Computational assessment of the reactivity and pharmaceutical potential of novel triazole derivatives: An approach combining DFT calculations, molecular dynamics simulations, and molecular docking

Abstract

The worldwide prevalence of cancer and its increasing frequency make it a key research area in drug discovery programs. The current research paper describes the development of QSAR models based on the in vitro against topoisomerase II, which identified the structural origin of anticancer activity for derivatives of triazole moieties linked to mansonone E. The models PLS regression QSARs validated by LOO showed an R2 of 0.92, 0.89 and 0.99 and a Q2 of 0.75, 0.62 and 0.88 for CoMFA, CoMSIA and HQSAR respectively. External validation criteria were used to validate the reliability of the models. These results show the impact of electrostatic and steric fields and of the hydrogen bond donor on the activity of the compounds studied. Based on these results, seven novel inhibitors with high activity were designed, which successfully passed Lipinski's rule of five for oral bioavailability. The evaluations of ADME/Tox parameters and synthetic accessibility for chemical synthesis showed acceptable results.

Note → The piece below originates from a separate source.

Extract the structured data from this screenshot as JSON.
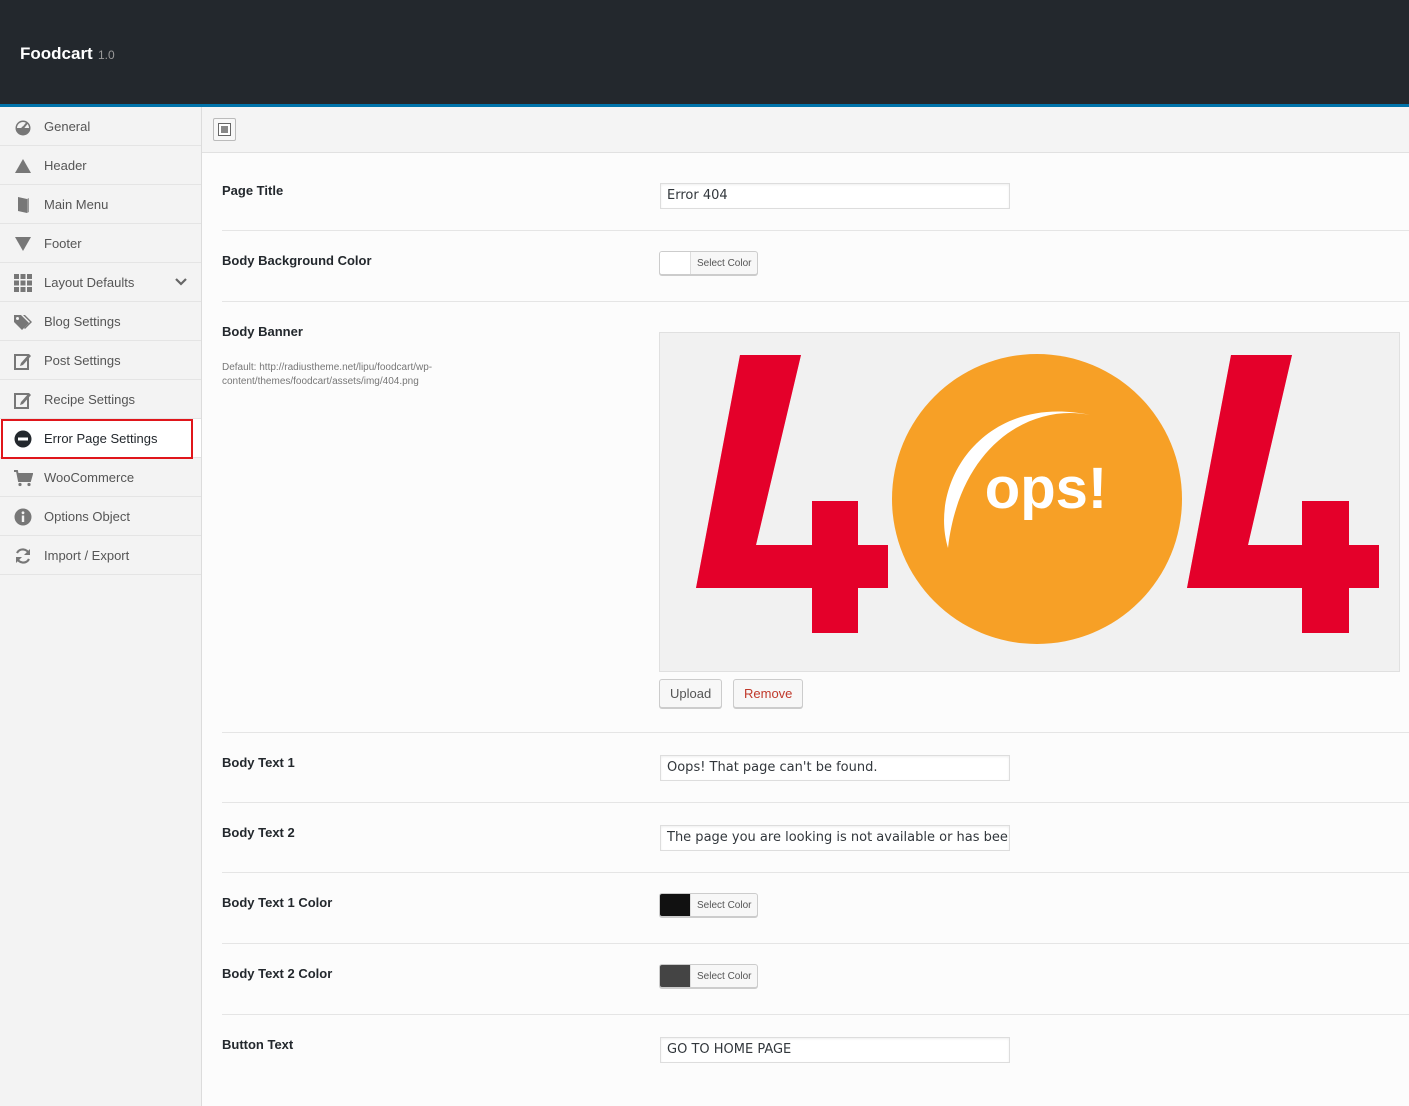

Ligand interactions in binding site protein were assessed using molecular docking. The results show the correct conformational pose of the designed compounds especially the compound T1 where it forms hydrogen and hydrophobic interactions with the main binding site residues. The stability of the complexes was confirmed by the MD study and the calculation of the free binding energy. The T1 synthesis reaction was carried out according to the 1,3 cycloaddition reaction. The study of the local and global reactivity and the energy of activation of this reaction have shown the predicted of the regioselectivity of compound T1. Also we have described the state of transition of two isomers T1,4 and T1.5. Finally, this study would be interesting to help identify and optimize avenues for early discovery of anticancer drugs.